Health

50 Years Ago, The Sugar Industry Funded Research To Blame Fat For Heart Disease

In the 1960s, a sugar industry group called the Sugar Research Foundation funded research that highlighted the dangers of fat and minimized the role of sugar in developing heart disease.

By Paula Gallagher2 min read
50 Years Ago, The Sugar Industry Funded Research To Blame Fat For Heart Disease

This behind-the-scenes manipulation was exposed in a 2016 article in JAMA Internal Medicine, written by Stanton Glantz, Cristin Kearns, and Laura Schmidt. The authors examined internal industry documents, as well as the process of the sponsored research conducted by Harvard scientists and published in the eminent New England Journal of Medicine in 1967, and came to the conclusion that the sugar industry abused the scientific process to inappropriately place the blame for heart disease on fat. 

Issues with the Research

The scheming goes back to a 1954 speech by the president of the Sugar Research Foundation (SRF) who described a “great business opportunity” in persuading Americans to eat a low-fat diet. Consequently, the fat would be replaced by sugar. 

But in the 1960s, several scientific studies began showing a connection between sugar and heart disease. It was a problem that “sugar is a less desirable dietary source of calories than other carbohydrates," as John Hickson, then-SRF vice president and director of research, wrote. So he recommended that the SRF fund their own research, so they could “publish the data and refute our detractors."

SRF funded their own research so they could “publish the data and refute our detractors."

The SRF funded a literature review — to the tune of about $50,000 in today’s money — for the research. And while there’s no evidence that SRF directly edited the final paper, their sponsored review concluded “there were major problems with all the studies that implicated sugar” and that “cutting fat out of American diets was the best way to address coronary heart disease.” In addition to this convenient conclusion, the monetary role of the SRF was not disclosed in the publication.

Furthermore, as the authors of the 2016 paper explain, the 1960s research was done in a very unscientific way. For starters, many of the articles reviewed were picked by the SRF. Other issues include how the review undermined published research that suggested sugar impacted heart disease, as well as claimed some of those studies were flawed or run incompetently. 
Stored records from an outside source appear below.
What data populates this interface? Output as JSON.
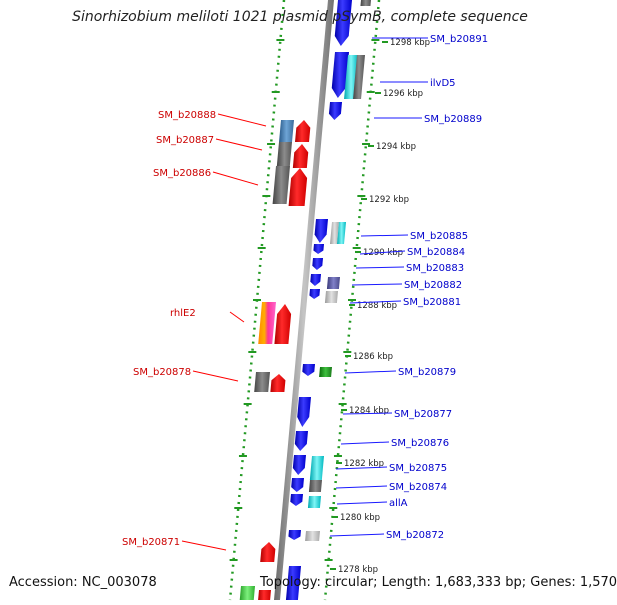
{
  "title": "Sinorhizobium meliloti 1021 plasmid pSymB, complete sequence",
  "footer": {
    "accession": "Accession: NC_003078",
    "topology": "Topology: circular; Length: 1,683,333 bp; Genes: 1,570"
  },
  "colors": {
    "forward_gene": "#ff0000",
    "reverse_gene": "#1a1aff",
    "forward_label": "#cc0000",
    "reverse_label": "#0000cc",
    "ruler": "#229922",
    "backbone": "#8a8a8a"
  },
  "ruler_ticks": [
    "1298 kbp",
    "1296 kbp",
    "1294 kbp",
    "1292 kbp",
    "1290 kbp",
    "1288 kbp",
    "1286 kbp",
    "1284 kbp",
    "1282 kbp",
    "1280 kbp",
    "1278 kbp"
  ],
  "forward_labels": [
    "SM_b20888",
    "SM_b20887",
    "SM_b20886",
    "rhlE2",
    "SM_b20878",
    "SM_b20871"
  ],
  "reverse_labels": [
    "SM_b20891",
    "ilvD5",
    "SM_b20889",
    "SM_b20885",
    "SM_b20884",
    "SM_b20883",
    "SM_b20882",
    "SM_b20881",
    "SM_b20879",
    "SM_b20877",
    "SM_b20876",
    "SM_b20875",
    "SM_b20874",
    "allA",
    "SM_b20872"
  ]
}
The 1960s researchers also used different standards for different studies. Epidemiological studies of sugar eating habits were passed over as having too many factors to be accurate, yet they accepted epidemiological studies of fat consumption. They dismissed one study that showed the benefits of reducing sugar and increasing vegetables as “not feasible” for real people. Another rejected study was of rats given a low-fat and high-sugar diet because “such diets are rarely consumed by man." 

Even though they ultimately had “few study characteristics and no quantitative results," as Kearns, Glantz and Schmidt describe it, the 1960s review concluded that cutting out fat was best for preventing heart disease.
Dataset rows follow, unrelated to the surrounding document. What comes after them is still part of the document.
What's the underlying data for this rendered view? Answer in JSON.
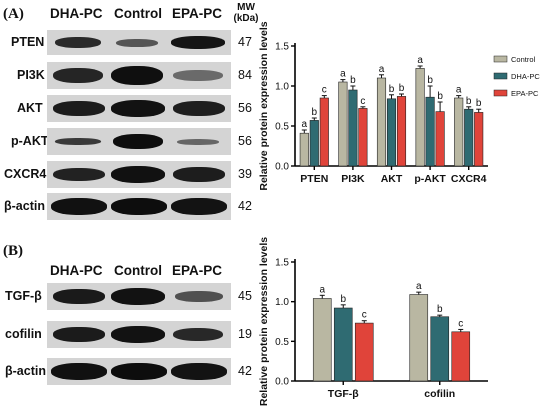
{
  "panel_a": {
    "label": "(A)",
    "columns": [
      "DHA-PC",
      "Control",
      "EPA-PC"
    ],
    "mw_header": [
      "MW",
      "(kDa)"
    ],
    "blot_rows": [
      {
        "name": "PTEN",
        "mw": "47"
      },
      {
        "name": "PI3K",
        "mw": "84"
      },
      {
        "name": "AKT",
        "mw": "56"
      },
      {
        "name": "p-AKT",
        "mw": "56"
      },
      {
        "name": "CXCR4",
        "mw": "39"
      },
      {
        "name": "β-actin",
        "mw": "42"
      }
    ]
  },
  "panel_b": {
    "label": "(B)",
    "columns": [
      "DHA-PC",
      "Control",
      "EPA-PC"
    ],
    "blot_rows": [
      {
        "name": "TGF-β",
        "mw": "45"
      },
      {
        "name": "cofilin",
        "mw": "19"
      },
      {
        "name": "β-actin",
        "mw": "42"
      }
    ]
  },
  "colors": {
    "Control": "#b9b7a2",
    "DHA-PC": "#2f6b72",
    "EPA-PC": "#e0443a"
  },
  "chart_data": [
    {
      "type": "bar",
      "title": "",
      "xlabel": "",
      "ylabel": "Relative protein expression levels",
      "categories": [
        "PTEN",
        "PI3K",
        "AKT",
        "p-AKT",
        "CXCR4"
      ],
      "ylim": [
        0,
        1.5
      ],
      "yticks": [
        "0.0",
        "0.5",
        "1.0",
        "1.5"
      ],
      "legend": "top-right",
      "series": [
        {
          "name": "Control",
          "values": [
            0.41,
            1.05,
            1.1,
            1.22,
            0.85
          ],
          "errors": [
            0.04,
            0.03,
            0.04,
            0.03,
            0.03
          ],
          "letters": [
            "a",
            "a",
            "a",
            "a",
            "a"
          ]
        },
        {
          "name": "DHA-PC",
          "values": [
            0.57,
            0.95,
            0.84,
            0.86,
            0.71
          ],
          "errors": [
            0.03,
            0.05,
            0.05,
            0.14,
            0.03
          ],
          "letters": [
            "b",
            "b",
            "b",
            "b",
            "b"
          ]
        },
        {
          "name": "EPA-PC",
          "values": [
            0.85,
            0.72,
            0.87,
            0.68,
            0.67
          ],
          "errors": [
            0.03,
            0.02,
            0.03,
            0.12,
            0.04
          ],
          "letters": [
            "c",
            "c",
            "b",
            "b",
            "b"
          ]
        }
      ]
    },
    {
      "type": "bar",
      "title": "",
      "xlabel": "",
      "ylabel": "Relative protein expression levels",
      "categories": [
        "TGF-β",
        "cofilin"
      ],
      "ylim": [
        0,
        1.5
      ],
      "yticks": [
        "0.0",
        "0.5",
        "1.0",
        "1.5"
      ],
      "legend": "none",
      "series": [
        {
          "name": "Control",
          "values": [
            1.04,
            1.09
          ],
          "errors": [
            0.04,
            0.03
          ],
          "letters": [
            "a",
            "a"
          ]
        },
        {
          "name": "DHA-PC",
          "values": [
            0.92,
            0.81
          ],
          "errors": [
            0.04,
            0.02
          ],
          "letters": [
            "b",
            "b"
          ]
        },
        {
          "name": "EPA-PC",
          "values": [
            0.73,
            0.62
          ],
          "errors": [
            0.03,
            0.03
          ],
          "letters": [
            "c",
            "c"
          ]
        }
      ]
    }
  ]
}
The Issue with Special Interest Funded Research

The sugar industry funds research on the impact of sugar on health issues. It’s not all that surprising, so what’s the big deal? Well, according to Glantz, Kearns, and Schmidt, special interest funded research can actually be an “[attempt] to influence scientific inquiry and debate.”

"It was a very smart thing the sugar industry did, because review papers, especially if you get them published in a very prominent journal, tend to shape the overall scientific discussion," said Glantz.

Special interest funded research can actually be an attempt to influence scientific inquiry for money.

And if the general public is looking to science for guidance on healthy eating, then there’s potential for manipulated information being taken as truth — information that really just means more money in corporate pockets. And this kind of manipulated information is still happening. 

Marion Nestle, also in JAMA Internal Medicine, writes: "Is it really true that food companies deliberately set out to manipulate research in their favor? Yes, it is, and the practice continues. In 2015, the New York Times obtained emails revealing Coca-Cola's cozy relationships with sponsored researchers who were conducting studies aimed at minimizing the effects of sugary drinks on obesity. Even more recently, the Associated Press obtained emails showing how a candy trade association funded and influenced studies to show that children who eat sweets have healthier body weights than those who do not."

Closing Thoughts

So what can we do? Glantz, Kearns, and Schmidt suggest that "Policymaking committees should consider giving less weight to food industry-funded studies.” 

But the general public should also be aware that “science” can be used by special interest lobbies to publish “credible” information that shapes not only what we put in our bodies but where we spend our money — potentially without regard for what’s actually good for  American citizens.